Mas Harry não tinha a certeza. Não podia ter qualquer tipo de certeza de
que não estivera deitado numa cama em Sorgenfrigata, com um sorriso
extasiado nos lábios. Encontrara-se com uma antiga amante, enquanto Rakel
estava deitada a olhar para o tecto de um quarto de hotel em Moscovo,
incapaz de dormir com medo de perder o filho.
Harry aconchegou-se. O vento frio e agreste soprou directamente sobre ele,
como se fosse um fantasma. Aqueles eram pensamentos que conseguira
manter afastados, mas agora amontoavam-se sobre ele. Se não sabia se fora
capaz de enganar a mulher que mais amava na vida, como poderia saber
aquilo que fizera?
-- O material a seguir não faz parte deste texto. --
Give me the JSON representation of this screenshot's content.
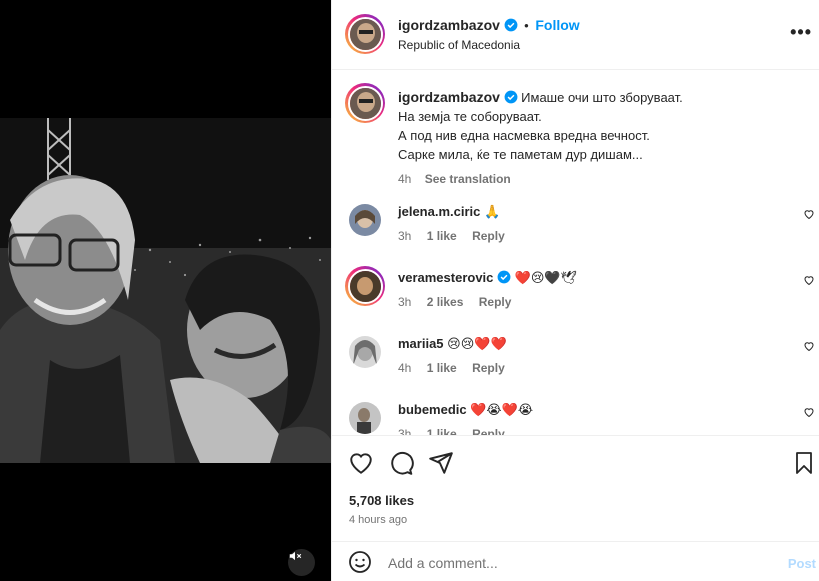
{
  "post": {
    "username": "igordzambazov",
    "follow_label": "Follow",
    "location": "Republic of Macedonia",
    "more_label": "•••",
    "caption_lines": [
      "Имаше очи што зборуваат.",
      "На земја те соборуваат.",
      "А под нив една насмевка вредна вечност.",
      "Сарке мила, ќе те паметам дур дишам..."
    ],
    "caption_time": "4h",
    "see_translation": "See translation",
    "likes": "5,708 likes",
    "posted_ago": "4 hours ago"
  },
  "comments": [
    {
      "user": "jelena.m.ciric",
      "text": "🙏",
      "time": "3h",
      "likes": "1 like",
      "reply": "Reply"
    },
    {
      "user": "veramesterovic",
      "text": "❤️😢🖤🕊",
      "time": "3h",
      "likes": "2 likes",
      "reply": "Reply",
      "verified": true
    },
    {
      "user": "mariia5",
      "text": "😢😢❤️❤️",
      "time": "4h",
      "likes": "1 like",
      "reply": "Reply"
    },
    {
      "user": "bubemedic",
      "text": "❤️😭❤️😭",
      "time": "3h",
      "likes": "1 like",
      "reply": "Reply"
    }
  ],
  "add_comment": {
    "placeholder": "Add a comment...",
    "post_label": "Post"
  },
  "colors": {
    "accent": "#0095f6",
    "verified": "#0095f6",
    "text": "#262626",
    "muted": "#737373"
  },
  "icons": [
    "heart-icon",
    "comment-icon",
    "share-icon",
    "bookmark-icon",
    "emoji-icon",
    "mute-icon",
    "verified-icon"
  ]
}
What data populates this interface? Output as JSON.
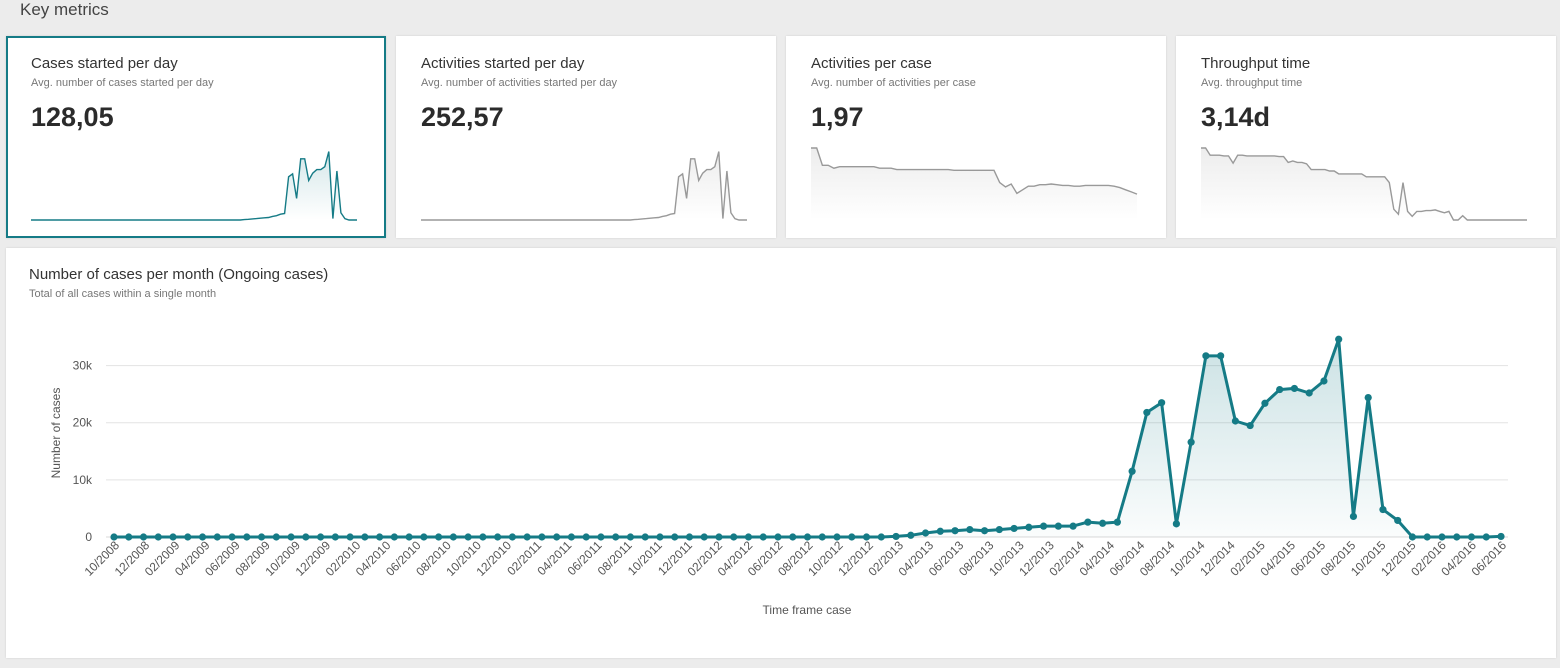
{
  "page": {
    "title": "Key metrics"
  },
  "cards": [
    {
      "title": "Cases started per day",
      "subtitle": "Avg. number of cases started per day",
      "value": "128,05",
      "selected": true,
      "color": "#157b86"
    },
    {
      "title": "Activities started per day",
      "subtitle": "Avg. number of activities started per day",
      "value": "252,57",
      "selected": false,
      "color": "#999999"
    },
    {
      "title": "Activities per case",
      "subtitle": "Avg. number of activities per case",
      "value": "1,97",
      "selected": false,
      "color": "#999999"
    },
    {
      "title": "Throughput time",
      "subtitle": "Avg. throughput time",
      "value": "3,14d",
      "selected": false,
      "color": "#999999"
    }
  ],
  "sparklines": [
    [
      0,
      0,
      0,
      0,
      0,
      0,
      0,
      0,
      0,
      0,
      0,
      0,
      0,
      0,
      0,
      0,
      0,
      0,
      0,
      0,
      0,
      0,
      0,
      0,
      0,
      0,
      0,
      0,
      0,
      0,
      0,
      0,
      0,
      0,
      0,
      0,
      0,
      0,
      0,
      0,
      0,
      0,
      0,
      0,
      0,
      0,
      0,
      0,
      0,
      0,
      0,
      0,
      0,
      0.5,
      1,
      1.5,
      2,
      2.5,
      3,
      3.5,
      5,
      6,
      8,
      9,
      60,
      64,
      30,
      85,
      85,
      55,
      65,
      70,
      70,
      74,
      95,
      2,
      68,
      10,
      2,
      0,
      0,
      0
    ],
    [
      0,
      0,
      0,
      0,
      0,
      0,
      0,
      0,
      0,
      0,
      0,
      0,
      0,
      0,
      0,
      0,
      0,
      0,
      0,
      0,
      0,
      0,
      0,
      0,
      0,
      0,
      0,
      0,
      0,
      0,
      0,
      0,
      0,
      0,
      0,
      0,
      0,
      0,
      0,
      0,
      0,
      0,
      0,
      0,
      0,
      0,
      0,
      0,
      0,
      0,
      0,
      0,
      0,
      0.5,
      1,
      1.5,
      2,
      2.5,
      3,
      3.5,
      5,
      6,
      8,
      9,
      60,
      64,
      30,
      85,
      85,
      55,
      65,
      70,
      70,
      74,
      95,
      2,
      68,
      10,
      2,
      0,
      0,
      0
    ],
    [
      100,
      100,
      76,
      76,
      72,
      74,
      74,
      74,
      74,
      74,
      74,
      74,
      72,
      72,
      72,
      70,
      70,
      70,
      70,
      70,
      70,
      70,
      70,
      70,
      70,
      69,
      69,
      69,
      69,
      69,
      69,
      69,
      69,
      52,
      46,
      50,
      37,
      42,
      47,
      47,
      49,
      49,
      50,
      49,
      48,
      48,
      47,
      47,
      48,
      48,
      48,
      48,
      48,
      47,
      45,
      42,
      39,
      36
    ],
    [
      100,
      100,
      90,
      90,
      90,
      89,
      89,
      79,
      90,
      90,
      89,
      89,
      89,
      89,
      89,
      89,
      89,
      88,
      88,
      80,
      82,
      80,
      80,
      78,
      70,
      70,
      70,
      70,
      68,
      68,
      64,
      64,
      64,
      64,
      64,
      64,
      60,
      60,
      60,
      60,
      60,
      52,
      15,
      8,
      52,
      12,
      5,
      12,
      12,
      13,
      13,
      14,
      12,
      10,
      12,
      0,
      0,
      6,
      0,
      0,
      0,
      0,
      0,
      0,
      0,
      0,
      0,
      0,
      0,
      0,
      0,
      0
    ]
  ],
  "chart": {
    "title": "Number of cases per month (Ongoing cases)",
    "subtitle": "Total of all cases within a single month",
    "color": "#157b86"
  },
  "chart_data": {
    "type": "line",
    "xlabel": "Time frame case",
    "ylabel": "Number of cases",
    "ylim": [
      0,
      35000
    ],
    "y_ticks": [
      0,
      10000,
      20000,
      30000
    ],
    "y_tick_labels": [
      "0",
      "10k",
      "20k",
      "30k"
    ],
    "x_tick_labels": [
      "10/2008",
      "12/2008",
      "02/2009",
      "04/2009",
      "06/2009",
      "08/2009",
      "10/2009",
      "12/2009",
      "02/2010",
      "04/2010",
      "06/2010",
      "08/2010",
      "10/2010",
      "12/2010",
      "02/2011",
      "04/2011",
      "06/2011",
      "08/2011",
      "10/2011",
      "12/2011",
      "02/2012",
      "04/2012",
      "06/2012",
      "08/2012",
      "10/2012",
      "12/2012",
      "02/2013",
      "04/2013",
      "06/2013",
      "08/2013",
      "10/2013",
      "12/2013",
      "02/2014",
      "04/2014",
      "06/2014",
      "08/2014",
      "10/2014",
      "12/2014",
      "02/2015",
      "04/2015",
      "06/2015",
      "08/2015",
      "10/2015",
      "12/2015",
      "02/2016",
      "04/2016",
      "06/2016"
    ],
    "grid": true,
    "x": [
      "10/2008",
      "11/2008",
      "12/2008",
      "01/2009",
      "02/2009",
      "03/2009",
      "04/2009",
      "05/2009",
      "06/2009",
      "07/2009",
      "08/2009",
      "09/2009",
      "10/2009",
      "11/2009",
      "12/2009",
      "01/2010",
      "02/2010",
      "03/2010",
      "04/2010",
      "05/2010",
      "06/2010",
      "07/2010",
      "08/2010",
      "09/2010",
      "10/2010",
      "11/2010",
      "12/2010",
      "01/2011",
      "02/2011",
      "03/2011",
      "04/2011",
      "05/2011",
      "06/2011",
      "07/2011",
      "08/2011",
      "09/2011",
      "10/2011",
      "11/2011",
      "12/2011",
      "01/2012",
      "02/2012",
      "03/2012",
      "04/2012",
      "05/2012",
      "06/2012",
      "07/2012",
      "08/2012",
      "09/2012",
      "10/2012",
      "11/2012",
      "12/2012",
      "01/2013",
      "02/2013",
      "03/2013",
      "04/2013",
      "05/2013",
      "06/2013",
      "07/2013",
      "08/2013",
      "09/2013",
      "10/2013",
      "11/2013",
      "12/2013",
      "01/2014",
      "02/2014",
      "03/2014",
      "04/2014",
      "05/2014",
      "06/2014",
      "07/2014",
      "08/2014",
      "09/2014",
      "10/2014",
      "11/2014",
      "12/2014",
      "01/2015",
      "02/2015",
      "03/2015",
      "04/2015",
      "05/2015",
      "06/2015",
      "07/2015",
      "08/2015",
      "09/2015",
      "10/2015",
      "11/2015",
      "12/2015",
      "01/2016",
      "02/2016",
      "03/2016",
      "04/2016",
      "05/2016",
      "06/2016"
    ],
    "series": [
      {
        "values": [
          0,
          0,
          0,
          0,
          0,
          0,
          0,
          0,
          0,
          0,
          0,
          0,
          0,
          0,
          0,
          0,
          0,
          0,
          0,
          0,
          0,
          0,
          0,
          0,
          0,
          0,
          0,
          0,
          0,
          0,
          0,
          0,
          0,
          0,
          0,
          0,
          0,
          0,
          0,
          0,
          0,
          0,
          0,
          0,
          0,
          0,
          0,
          0,
          0,
          0,
          0,
          0,
          0,
          100,
          300,
          700,
          1000,
          1100,
          1300,
          1100,
          1300,
          1500,
          1700,
          1900,
          1900,
          1900,
          2600,
          2400,
          2600,
          11500,
          21800,
          23500,
          2300,
          16600,
          31700,
          31700,
          20300,
          19500,
          23400,
          25800,
          26000,
          25200,
          27300,
          34600,
          3600,
          24400,
          4800,
          2900,
          0,
          0,
          0,
          0,
          0,
          0,
          100
        ]
      }
    ]
  }
}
Aune afirmava que o álcool e a droga apenas aumentavam
ou enfraqueciam as características latentes no nosso interior. Mas quem sabia
com toda a certeza o que se passava no nosso íntimo? Os seres humanos não
são robôs e a química do cérebro altera-se com o tempo. Quem possuía um
inventário total de todas as coisas – dadas as circunstâncias certas e a
medicação errada – que éramos capazes de fazer?
Harry estremeceu e praguejou. Agora sabia-o. Sabia porque tinha de
encontrar Arne Albu, e conseguir uma confissão dele antes que outros o
silenciassem. Não era por a sua profissão lhe ter penetrado na corrente
sanguínea ou por a lei se ter transformado num assunto pessoal. Era porque
tinha de o saber. E Arne Albu era a única pessoa que lho podia dizer.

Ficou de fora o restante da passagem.